Bien que renvoyant au même phénomène, le « tempo » se distingue en musique du « temps », qui désigne l'écoulement temporel entre deux pulsations[2]. C'est ainsi qu'un tempo rapide détermine des temps courts tandis qu'un tempo lent détermine des temps longs. Le tempo se distingue également des « temps » qui sont les unités métriques de la musique mesurée[4].
Le tempo échappe à une détermination rigoureuse et varie selon l'importance et la qualité de l'orchestre, au tempérament du chef d'orchestre ou de l'interprète, aux caractéristiques acoustiques de la salle, aux réactions du public[5]. Un même tempo peut sembler trop lent ou trop rapide selon l'interprète et les conditions d'audition, tout en restant tout à fait respectable les unes autant que les autres[3]. Affirmer que le tempo juste est pris par l'interprète, est donc bien difficile[5].

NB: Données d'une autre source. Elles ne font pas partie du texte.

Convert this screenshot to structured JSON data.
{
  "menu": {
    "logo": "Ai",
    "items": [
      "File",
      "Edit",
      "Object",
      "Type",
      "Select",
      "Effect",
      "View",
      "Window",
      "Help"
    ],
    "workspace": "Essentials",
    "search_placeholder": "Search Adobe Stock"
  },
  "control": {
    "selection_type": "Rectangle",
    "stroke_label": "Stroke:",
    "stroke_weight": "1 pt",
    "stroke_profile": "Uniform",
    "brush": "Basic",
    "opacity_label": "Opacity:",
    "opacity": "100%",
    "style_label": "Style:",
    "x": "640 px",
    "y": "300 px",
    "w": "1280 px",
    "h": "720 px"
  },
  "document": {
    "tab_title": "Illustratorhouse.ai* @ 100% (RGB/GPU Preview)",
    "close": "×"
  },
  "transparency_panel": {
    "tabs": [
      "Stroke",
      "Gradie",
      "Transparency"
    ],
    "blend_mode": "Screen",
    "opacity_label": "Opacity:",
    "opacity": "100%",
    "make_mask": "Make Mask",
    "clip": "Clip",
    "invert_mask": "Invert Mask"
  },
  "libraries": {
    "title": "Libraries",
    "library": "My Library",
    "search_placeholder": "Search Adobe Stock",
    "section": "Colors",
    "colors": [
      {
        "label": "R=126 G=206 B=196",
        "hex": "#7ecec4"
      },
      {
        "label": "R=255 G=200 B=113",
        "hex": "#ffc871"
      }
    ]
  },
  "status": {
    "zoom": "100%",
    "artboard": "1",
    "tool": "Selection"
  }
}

En 1634, Frescobaldi publie un recueil (Canzoni da sonar nouvelle édition du primo libro, 1628) où il indique des variations de tempos selon les valeurs de note[6].
Michael Prætorius écrit en 1700 dans un esprit libéral : « Chacun décide lui-même, selon le texte et l'harmonie, s'il convient de jouer lent ou vite. » Johann Joachim Quantz au milieu du XVIIIe siècle consacre un chapitre entier sur l’Adagio[7].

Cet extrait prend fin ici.